Wondering what all the Indigenous People Of Biafra thought about as they observed today’s Sit-at-Home order. Were there family arguments about the usefulness of the agitation? Or heated debates about the possibility of a referendum happening soon. Maybe introspective moments for the melancholic about the sincerity of the movement.

It’s hard to tell, being from this part of the country where this business of Biafra–ing is starting to make me feel like I am, at best, complicit in the perpetration of oppression against a marginalised people. Even though many of the triggers were released long before my own existence.

It’s been 50 years since Chukwuemeka Odumegwu-Ojukwu led a part of the country in the battle for the self-determination of Biafra. 50 long years, before which the young Ojukwu had distinguished himself as the “Nigerian Ideal”. Born in the North to an Igbo “big man”, trained in the Southwest and then, in the West; imprisoned for standing up to a White bully; denied himself the privileges of having an influential father by charting a career path for himself in the Nigerian Military Forces, and finally, as a young Lieutenant-General, 50 years ago today, and under very murky circumstances, made the following proclamation:

“…that Eastern Nigeria be a sovereign independent Republic, now, therefore I, Lieutenant Colonel Chukwuemeka Odumegwu-Ojukwu, Military Governor of Eastern Nigeria, by virtue of the authority, and pursuant to the principles recited above, do hereby solemnly proclaim that the territory and region known as and called Eastern Nigeria together with her continental shelf and territorial waters, shall, henceforth, be an independent sovereign state of the name and title of The Republic of Biafra.”

And since then, there has been Biafra. It’s sovereignty though questionable, its existence is as undeniable as the Eastern soil that majority of its indigenous people call home. The evidence of its soul is with every single Nigerian, whether they lived through the bloody years Civil War or not.

And today, both survivors, veterans of the Civil War, and the rest of us saddled with the responsibility of determining whether or not a second war, for the same cause, is necessary.

Presumably to help reach an informed decision, based on the sentiments of the man who started it all, Aminu Gamawa posted this on Twitter:

The only problem is: Chukwuemeka Odumegwu Ojukwu’s words may serve both extreme ends of the spectrum.

On the one hand (and as Dr Gamawa seems to think), Ojukwu, before his death but long after the war had been fought and countless lives lost, had learnt his lesson: that each side had learnt had counted its losses and so the matter is done. No need for a second Biafran War.

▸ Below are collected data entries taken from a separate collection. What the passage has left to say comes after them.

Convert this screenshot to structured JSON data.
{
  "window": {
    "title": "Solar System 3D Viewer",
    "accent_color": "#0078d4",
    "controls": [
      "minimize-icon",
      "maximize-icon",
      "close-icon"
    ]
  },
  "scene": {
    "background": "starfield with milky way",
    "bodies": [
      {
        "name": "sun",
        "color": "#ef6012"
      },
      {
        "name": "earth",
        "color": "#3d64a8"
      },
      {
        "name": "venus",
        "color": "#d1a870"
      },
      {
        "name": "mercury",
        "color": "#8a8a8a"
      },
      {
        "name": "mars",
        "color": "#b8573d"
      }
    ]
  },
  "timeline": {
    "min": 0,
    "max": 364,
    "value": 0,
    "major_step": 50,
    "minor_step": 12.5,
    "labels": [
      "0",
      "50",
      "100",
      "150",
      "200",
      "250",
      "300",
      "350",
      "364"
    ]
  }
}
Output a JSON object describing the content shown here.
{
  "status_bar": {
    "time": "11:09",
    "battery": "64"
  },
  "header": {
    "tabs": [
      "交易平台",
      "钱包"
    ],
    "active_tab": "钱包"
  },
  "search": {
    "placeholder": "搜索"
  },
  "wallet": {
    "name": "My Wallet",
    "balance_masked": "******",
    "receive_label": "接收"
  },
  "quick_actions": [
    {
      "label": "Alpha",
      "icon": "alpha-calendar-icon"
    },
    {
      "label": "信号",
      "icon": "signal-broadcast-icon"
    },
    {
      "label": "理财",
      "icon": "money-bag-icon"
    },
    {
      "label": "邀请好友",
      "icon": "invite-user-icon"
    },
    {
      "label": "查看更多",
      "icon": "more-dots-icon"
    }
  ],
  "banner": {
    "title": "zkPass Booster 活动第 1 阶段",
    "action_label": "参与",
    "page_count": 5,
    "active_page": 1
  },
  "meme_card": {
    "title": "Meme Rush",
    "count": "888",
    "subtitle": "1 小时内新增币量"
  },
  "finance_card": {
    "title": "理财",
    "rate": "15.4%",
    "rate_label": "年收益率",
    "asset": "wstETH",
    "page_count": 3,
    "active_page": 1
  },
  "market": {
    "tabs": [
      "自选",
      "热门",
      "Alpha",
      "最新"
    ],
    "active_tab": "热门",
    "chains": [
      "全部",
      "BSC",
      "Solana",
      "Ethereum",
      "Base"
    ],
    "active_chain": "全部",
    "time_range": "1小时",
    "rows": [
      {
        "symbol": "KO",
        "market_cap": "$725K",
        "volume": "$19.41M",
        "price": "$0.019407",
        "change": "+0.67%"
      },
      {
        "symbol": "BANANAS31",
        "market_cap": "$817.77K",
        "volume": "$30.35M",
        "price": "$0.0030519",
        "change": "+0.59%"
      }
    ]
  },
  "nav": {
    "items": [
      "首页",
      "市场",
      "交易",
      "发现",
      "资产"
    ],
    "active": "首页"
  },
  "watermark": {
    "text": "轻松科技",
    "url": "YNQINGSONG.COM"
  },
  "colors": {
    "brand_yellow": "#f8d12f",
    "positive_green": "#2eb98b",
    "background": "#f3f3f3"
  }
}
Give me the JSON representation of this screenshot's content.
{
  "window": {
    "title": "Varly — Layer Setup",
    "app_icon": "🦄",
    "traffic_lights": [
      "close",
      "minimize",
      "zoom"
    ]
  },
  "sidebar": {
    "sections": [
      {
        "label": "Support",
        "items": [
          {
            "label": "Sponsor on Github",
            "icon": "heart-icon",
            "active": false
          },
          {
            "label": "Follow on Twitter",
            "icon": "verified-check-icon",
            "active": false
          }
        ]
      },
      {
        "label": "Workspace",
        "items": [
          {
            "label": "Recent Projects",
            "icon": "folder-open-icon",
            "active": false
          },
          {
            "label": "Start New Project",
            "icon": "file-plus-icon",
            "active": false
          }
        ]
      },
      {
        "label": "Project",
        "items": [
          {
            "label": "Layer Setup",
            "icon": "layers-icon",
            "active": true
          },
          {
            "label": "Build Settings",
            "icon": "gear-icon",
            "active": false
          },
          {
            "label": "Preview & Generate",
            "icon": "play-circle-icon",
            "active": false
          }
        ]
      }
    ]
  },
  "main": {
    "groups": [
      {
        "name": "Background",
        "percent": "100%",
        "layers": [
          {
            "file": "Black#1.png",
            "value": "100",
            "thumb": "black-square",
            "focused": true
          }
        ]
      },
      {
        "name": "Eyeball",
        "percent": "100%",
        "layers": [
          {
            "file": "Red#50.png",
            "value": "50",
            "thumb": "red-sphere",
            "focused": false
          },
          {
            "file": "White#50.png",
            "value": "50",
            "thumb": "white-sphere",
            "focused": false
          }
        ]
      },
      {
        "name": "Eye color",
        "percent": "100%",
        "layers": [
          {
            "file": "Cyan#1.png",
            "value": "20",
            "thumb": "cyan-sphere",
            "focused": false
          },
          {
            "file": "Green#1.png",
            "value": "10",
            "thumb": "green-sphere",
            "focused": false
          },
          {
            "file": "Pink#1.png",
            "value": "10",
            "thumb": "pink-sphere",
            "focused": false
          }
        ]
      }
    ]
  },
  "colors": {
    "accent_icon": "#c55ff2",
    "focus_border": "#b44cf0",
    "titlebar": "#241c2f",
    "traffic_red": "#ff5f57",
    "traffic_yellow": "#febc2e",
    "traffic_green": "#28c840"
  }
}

On the other hand, Ojukwu seems to be saying in this video that he was so sure that he’d put up a good fight during the Civil War and as such, it is impossible that any side (Nigerian or Biafran) can deny the lessons learnt of the War: that Biafra exists; and will has earned its right to self-determination. That anything other than this would mean that the countless deaths were in vain. A man proud of the work he’d done wouldn’t think he did so in vain.

What do you think?

Should we not have the confidence (as a country) in our own soverignty enough to allow every one to have a say in determining who stay and who goes out of our union?